We have heard many different rules in Saudi Arabia that we probably wouldn’t find in other parts of the world. However, while you can still debate about the efficacies of the other rules, there is one rule that has caught even the most conservatives by surprise.
In an unprecedented move, the kingdom of Saudi Arabia prohibited dancing or swaying at music concerts. This came in at a time when people thought things are at last heading for a change in the conservative country. The move is aimed at ensuring that even when music festivals do take place, you don’t have any dancing around.
Understanding the Implications of the Announcement
It is only recently that the Prince Mohammed bin Salman has lifted age-old bans on music festivals, television, and movies. The administration cited economic potential of entertainment which could give the economy a boost which is facing a downward trend after plummeting global oil prices. It created a sense of respite among the few artists and musicians who can now hope to perform live in front of their fans.
Music Events and What It Could Have Meant for Saudi Arabia
The move to have music festivals was loved by many, especially since there was a new source of entertainment.
Music lovers were overjoyed as they could for the first time listen to stars like the renowned Greek composer Yanni and Hiba Tawaji from Lebanon. Their excitement could be seen as the audience broke spontaneously into dances irrespective of their gender. But happy times don’t seem to last and the Prince had already faced stiff opposition from hardliner Muslim religious leaders for his ease on entertainment bans.
The recent concert by Tamer Hosny, the Egyptian pop legend on March 30 at the Saudi city of Jeddah was the first place to fall under the purview of the dancing ban. Fans were shocked to see the warning on their tickets which mentioned dancing was strictly prohibited during the event. Men and women are going to have separate seating areas designated for them.
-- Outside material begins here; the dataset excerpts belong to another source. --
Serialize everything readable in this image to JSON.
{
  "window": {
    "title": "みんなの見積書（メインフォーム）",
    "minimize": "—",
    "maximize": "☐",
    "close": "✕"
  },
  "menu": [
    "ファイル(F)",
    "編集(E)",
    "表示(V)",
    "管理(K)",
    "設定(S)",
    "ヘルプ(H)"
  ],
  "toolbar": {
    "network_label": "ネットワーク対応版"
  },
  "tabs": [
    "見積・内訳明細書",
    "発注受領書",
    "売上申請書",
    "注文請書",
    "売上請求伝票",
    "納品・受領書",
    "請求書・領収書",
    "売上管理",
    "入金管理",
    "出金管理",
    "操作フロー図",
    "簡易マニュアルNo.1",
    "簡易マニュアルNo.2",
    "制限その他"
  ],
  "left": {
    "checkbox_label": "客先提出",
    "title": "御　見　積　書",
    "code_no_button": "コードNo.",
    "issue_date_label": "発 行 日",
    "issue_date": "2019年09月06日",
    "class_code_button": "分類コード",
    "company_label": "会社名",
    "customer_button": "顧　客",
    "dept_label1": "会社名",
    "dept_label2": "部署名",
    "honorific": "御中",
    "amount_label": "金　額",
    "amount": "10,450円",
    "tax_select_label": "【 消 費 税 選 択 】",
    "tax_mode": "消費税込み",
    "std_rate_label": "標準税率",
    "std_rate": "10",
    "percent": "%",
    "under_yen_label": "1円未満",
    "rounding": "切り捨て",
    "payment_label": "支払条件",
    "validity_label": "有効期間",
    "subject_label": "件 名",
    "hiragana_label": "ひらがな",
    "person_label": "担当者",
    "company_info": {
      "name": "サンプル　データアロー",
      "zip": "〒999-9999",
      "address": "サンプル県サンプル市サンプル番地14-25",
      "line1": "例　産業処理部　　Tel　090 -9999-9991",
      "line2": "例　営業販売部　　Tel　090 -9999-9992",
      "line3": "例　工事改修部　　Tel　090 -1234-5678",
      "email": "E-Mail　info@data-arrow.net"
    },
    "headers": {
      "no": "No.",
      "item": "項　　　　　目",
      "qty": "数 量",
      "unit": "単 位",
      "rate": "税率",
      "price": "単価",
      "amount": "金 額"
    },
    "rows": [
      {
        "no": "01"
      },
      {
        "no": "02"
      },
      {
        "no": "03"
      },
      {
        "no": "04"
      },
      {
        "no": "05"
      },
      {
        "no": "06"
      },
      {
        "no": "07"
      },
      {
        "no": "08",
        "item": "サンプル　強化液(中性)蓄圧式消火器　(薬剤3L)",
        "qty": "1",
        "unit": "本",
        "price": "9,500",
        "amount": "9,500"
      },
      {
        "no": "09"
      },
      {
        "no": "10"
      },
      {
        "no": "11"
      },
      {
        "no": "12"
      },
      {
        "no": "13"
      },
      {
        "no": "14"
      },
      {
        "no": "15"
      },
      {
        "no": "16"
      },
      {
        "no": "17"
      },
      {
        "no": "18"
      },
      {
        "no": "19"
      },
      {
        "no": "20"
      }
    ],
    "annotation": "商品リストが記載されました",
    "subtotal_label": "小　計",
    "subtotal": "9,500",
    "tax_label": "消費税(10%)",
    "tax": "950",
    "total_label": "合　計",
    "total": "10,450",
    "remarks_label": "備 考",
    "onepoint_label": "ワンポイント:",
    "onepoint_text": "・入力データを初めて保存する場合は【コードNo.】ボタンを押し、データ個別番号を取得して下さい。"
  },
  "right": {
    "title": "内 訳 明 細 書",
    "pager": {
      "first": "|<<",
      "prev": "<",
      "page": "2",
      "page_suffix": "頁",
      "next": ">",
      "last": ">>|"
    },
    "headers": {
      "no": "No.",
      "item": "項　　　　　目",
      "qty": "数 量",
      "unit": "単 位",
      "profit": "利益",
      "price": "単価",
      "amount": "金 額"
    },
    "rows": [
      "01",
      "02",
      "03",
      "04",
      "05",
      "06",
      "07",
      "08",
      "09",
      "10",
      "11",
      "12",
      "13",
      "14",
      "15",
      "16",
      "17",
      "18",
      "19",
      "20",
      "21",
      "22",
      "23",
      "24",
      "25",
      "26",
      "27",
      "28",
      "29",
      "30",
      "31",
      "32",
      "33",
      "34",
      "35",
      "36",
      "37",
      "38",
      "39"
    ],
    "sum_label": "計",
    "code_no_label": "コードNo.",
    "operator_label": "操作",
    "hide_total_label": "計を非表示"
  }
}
The ban was issued by the General Entertainment Authority who expressed that dancing can lead to distraction of other members of the audience and annoy them. They wanted music festivals to be held according to the national identity of the country. They further added that everyone should look to spread joy without offending the public taste.
Fans took to social media portals like Twitter to express their discontent and made a mockery of the ban. But that doesn’t change the high intolerance that the country still has towards arts mostly when it deals with controversial subjects. In March, six persons were arrested in Cairo for holding a play portraying the role of a Saudi police officer who gunned down many Israeli tourists in 1985. The authorities considered the act as a treason and held them guilty for defaming the police and the army.
The lift on bans from music festivals is surely a great step, but taking away the dancing part ruins the whole experience of enjoying music.